Ecumenical Commemoration
Bishop of Rome, Missionary, & Doctor of the Church
March 12 · d. 604
Gregory the Great was the most important Bishop of Rome of the early medieval period — a man who shaped the papacy, the liturgy, pastoral theology, and the course of Western monasticism more profoundly than any pope between Leo I and the High Middle Ages. A Roman patrician who became a Benedictine monk and then was elected pope against his will, he governed the Church through plague, famine, and Lombard invasion with extraordinary administrative skill and pastoral concern. He sent Augustine to evangelize the English, reformed the Roman liturgy, wrote the Pastoral Rule that became the standard handbook for bishops for a millennium, and composed the Moralia in Job, the longest biblical commentary of the patristic era.
Gregory became venerated as a saint almost immediately after his death. His own writings—particularly the Dialogues—shaped hagiographic tradition of medieval West. Later vitae elaborate on his virtues, his miracles (particularly miraculous knowledge and spiritual visions), and his role as a model bishop and spiritual leader.
Gregory was born around 540 into one of the great Roman senatorial families. He served as Prefect of Rome — the city's chief civil official — before converting his family palace on the Caelian Hill into a monastery dedicated to St. Andrew and entering the monastic life around 574.
His contemplative retirement was short-lived. Pope Pelagius II appointed him one of the seven deacons of Rome and then sent him as apocrisiarius (papal ambassador) to Constantinople, where he served from 579 to 585. On his return, he resumed monastic life until Pelagius died during a plague in 590 and the clergy and people of Rome elected Gregory pope by acclamation.
Gregory accepted reluctantly — he genuinely mourned the loss of his monastic quiet — but governed with formidable energy. Rome was besieged by the Lombards, and Gregory effectively assumed civil as well as ecclesiastical authority, negotiating with the invaders, organizing food distribution, ransoming captives, and administering the vast papal estates across Italy and beyond.
His pastoral writings were enormously influential. The Regula Pastoralis (Pastoral Rule) described the duties and dangers of the episcopal office with such insight that Alfred the Great translated it into English and Charlemagne required every bishop to own a copy. His Dialogues, which included the only surviving biography of St. Benedict, popularized the Benedictine tradition throughout Europe. His Moralia in Job, a massive allegorical and moral commentary, was the most widely read biblical commentary of the Middle Ages.
Gregory's decision to send Augustine and forty monks to evangelize the Anglo-Saxons in 596 was perhaps his most consequential act.
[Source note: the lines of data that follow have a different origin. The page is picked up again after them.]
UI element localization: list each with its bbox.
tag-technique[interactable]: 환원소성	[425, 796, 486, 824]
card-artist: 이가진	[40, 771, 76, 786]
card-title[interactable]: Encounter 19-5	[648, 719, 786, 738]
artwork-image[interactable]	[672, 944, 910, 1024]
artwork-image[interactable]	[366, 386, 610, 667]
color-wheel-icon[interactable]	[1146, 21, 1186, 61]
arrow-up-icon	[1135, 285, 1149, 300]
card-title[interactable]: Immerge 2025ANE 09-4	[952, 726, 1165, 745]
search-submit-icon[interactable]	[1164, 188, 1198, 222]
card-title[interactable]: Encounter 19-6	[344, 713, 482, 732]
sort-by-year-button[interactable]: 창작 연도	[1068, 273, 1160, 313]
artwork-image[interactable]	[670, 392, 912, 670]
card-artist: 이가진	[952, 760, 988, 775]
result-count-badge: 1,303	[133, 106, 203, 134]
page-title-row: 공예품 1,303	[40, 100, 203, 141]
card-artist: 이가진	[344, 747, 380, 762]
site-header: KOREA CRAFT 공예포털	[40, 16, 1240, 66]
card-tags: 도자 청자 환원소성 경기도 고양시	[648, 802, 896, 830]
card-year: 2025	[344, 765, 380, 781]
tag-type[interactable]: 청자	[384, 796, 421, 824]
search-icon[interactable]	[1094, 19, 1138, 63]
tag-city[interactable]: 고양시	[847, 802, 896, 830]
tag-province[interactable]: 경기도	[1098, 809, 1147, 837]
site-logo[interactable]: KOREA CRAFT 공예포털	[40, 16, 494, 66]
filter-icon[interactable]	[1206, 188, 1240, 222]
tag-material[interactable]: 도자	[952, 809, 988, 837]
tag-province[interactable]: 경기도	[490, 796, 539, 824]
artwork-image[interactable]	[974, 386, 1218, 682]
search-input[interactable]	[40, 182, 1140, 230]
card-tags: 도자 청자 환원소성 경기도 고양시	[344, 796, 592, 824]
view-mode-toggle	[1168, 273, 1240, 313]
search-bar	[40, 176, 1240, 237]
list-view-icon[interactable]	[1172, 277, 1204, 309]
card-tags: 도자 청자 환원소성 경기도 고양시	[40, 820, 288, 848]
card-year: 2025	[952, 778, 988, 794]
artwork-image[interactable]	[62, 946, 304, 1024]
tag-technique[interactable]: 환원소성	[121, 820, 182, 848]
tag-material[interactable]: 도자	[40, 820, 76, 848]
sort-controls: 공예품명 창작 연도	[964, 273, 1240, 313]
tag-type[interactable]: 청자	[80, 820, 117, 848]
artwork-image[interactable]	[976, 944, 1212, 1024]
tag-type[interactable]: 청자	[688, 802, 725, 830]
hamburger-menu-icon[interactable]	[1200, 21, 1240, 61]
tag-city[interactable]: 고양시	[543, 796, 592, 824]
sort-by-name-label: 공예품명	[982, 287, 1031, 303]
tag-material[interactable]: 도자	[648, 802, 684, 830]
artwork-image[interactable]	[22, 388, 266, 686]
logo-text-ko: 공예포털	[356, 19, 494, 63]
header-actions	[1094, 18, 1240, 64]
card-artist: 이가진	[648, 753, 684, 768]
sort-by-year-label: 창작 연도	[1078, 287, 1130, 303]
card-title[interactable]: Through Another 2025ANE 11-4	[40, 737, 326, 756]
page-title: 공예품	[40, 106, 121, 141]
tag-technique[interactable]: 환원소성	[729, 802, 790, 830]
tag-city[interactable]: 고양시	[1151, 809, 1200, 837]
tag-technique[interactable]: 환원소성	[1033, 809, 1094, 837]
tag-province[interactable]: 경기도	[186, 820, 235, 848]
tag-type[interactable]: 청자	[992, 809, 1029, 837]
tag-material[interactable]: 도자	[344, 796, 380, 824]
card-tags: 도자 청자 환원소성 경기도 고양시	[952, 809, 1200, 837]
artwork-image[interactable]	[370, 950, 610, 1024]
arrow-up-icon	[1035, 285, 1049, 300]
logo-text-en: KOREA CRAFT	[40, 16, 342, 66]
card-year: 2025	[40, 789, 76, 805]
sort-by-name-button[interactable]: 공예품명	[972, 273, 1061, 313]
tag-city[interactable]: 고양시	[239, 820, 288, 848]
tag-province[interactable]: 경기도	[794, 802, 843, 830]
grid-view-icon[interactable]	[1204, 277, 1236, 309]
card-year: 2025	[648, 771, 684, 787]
He also reformed the Roman liturgy — though the extent of his role in what later became known as 'Gregorian chant' is debated — and maintained an enormous correspondence (over 850 letters survive) that reveals a mind of relentless practicality and pastoral warmth.
He died on March 12, 604, calling himself 'servant of the servants of God' — a title popes still use.
Almighty God, you gave your servant Gregory the Great special gifts of grace to understand and teach the truth revealed in Christ Jesus: Grant that by this teaching we may know you, the one true God, and Jesus Christ whom you have sent; who lives and reigns with you and the Holy Spirit, one God, for ever and ever. Amen.